Patterico’s Pontifications (a blog I added to the blogroll, BTW) started a contest today, asking readers to fisk a New York Times editorial against an Indiana law that would require voters to have a photo ID.
I took a stab at it in the comments section. But I went through too much work not to put it to double duty, so here it is, below the fold…
Asking for identification at the polls may sound reasonable, but an Indiana law disenfranchises large numbers of people without driver’s licenses, especially poor and minority voters.
They can get an Indiana ID card in lieu of a driver’s license. It’s just $13 for six years.

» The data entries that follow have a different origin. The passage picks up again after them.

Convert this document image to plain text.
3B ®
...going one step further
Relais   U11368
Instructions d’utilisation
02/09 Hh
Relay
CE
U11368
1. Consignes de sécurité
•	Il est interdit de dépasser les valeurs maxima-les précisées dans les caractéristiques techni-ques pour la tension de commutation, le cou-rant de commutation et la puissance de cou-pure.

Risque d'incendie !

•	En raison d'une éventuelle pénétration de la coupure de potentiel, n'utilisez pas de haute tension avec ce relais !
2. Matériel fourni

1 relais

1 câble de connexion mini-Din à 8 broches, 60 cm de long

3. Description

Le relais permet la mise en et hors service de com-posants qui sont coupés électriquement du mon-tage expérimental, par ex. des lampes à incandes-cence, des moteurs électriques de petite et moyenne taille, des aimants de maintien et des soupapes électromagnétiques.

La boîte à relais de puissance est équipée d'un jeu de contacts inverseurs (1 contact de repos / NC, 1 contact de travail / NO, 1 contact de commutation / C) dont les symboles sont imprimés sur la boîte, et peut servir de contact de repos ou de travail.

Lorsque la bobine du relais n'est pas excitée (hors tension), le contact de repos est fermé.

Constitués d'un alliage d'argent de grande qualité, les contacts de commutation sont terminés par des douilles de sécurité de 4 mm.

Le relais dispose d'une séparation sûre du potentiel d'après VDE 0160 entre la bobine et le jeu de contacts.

As long as there have been elections, there have been attempts to keep eligible people from voting.
For example, slashing the tires of vans rented to take voters to the polls, or throwing away the voter registration cards for people registering for a certain party.
During the oral arguments in the Bush v. Gore case in 2000, Justice Sandra Day O’Connor showed disdain for voters who had trouble with Florida’s disastrous punch-card ballots.
Gee, Florida eight-year-olds were able to figure the ballot cards out. Can you say, “are you smarter than a second-grader?”
The court rejected two successive challenges to gerrymandered Congressional districts. One was Tom DeLay’s brazen redrawing of the lines in Texas, which all but guaranteed a Republican victory and made the voters seem irrelevant.
As opposed to when Texas DEMOCRATS gerrymandered the state in 1991?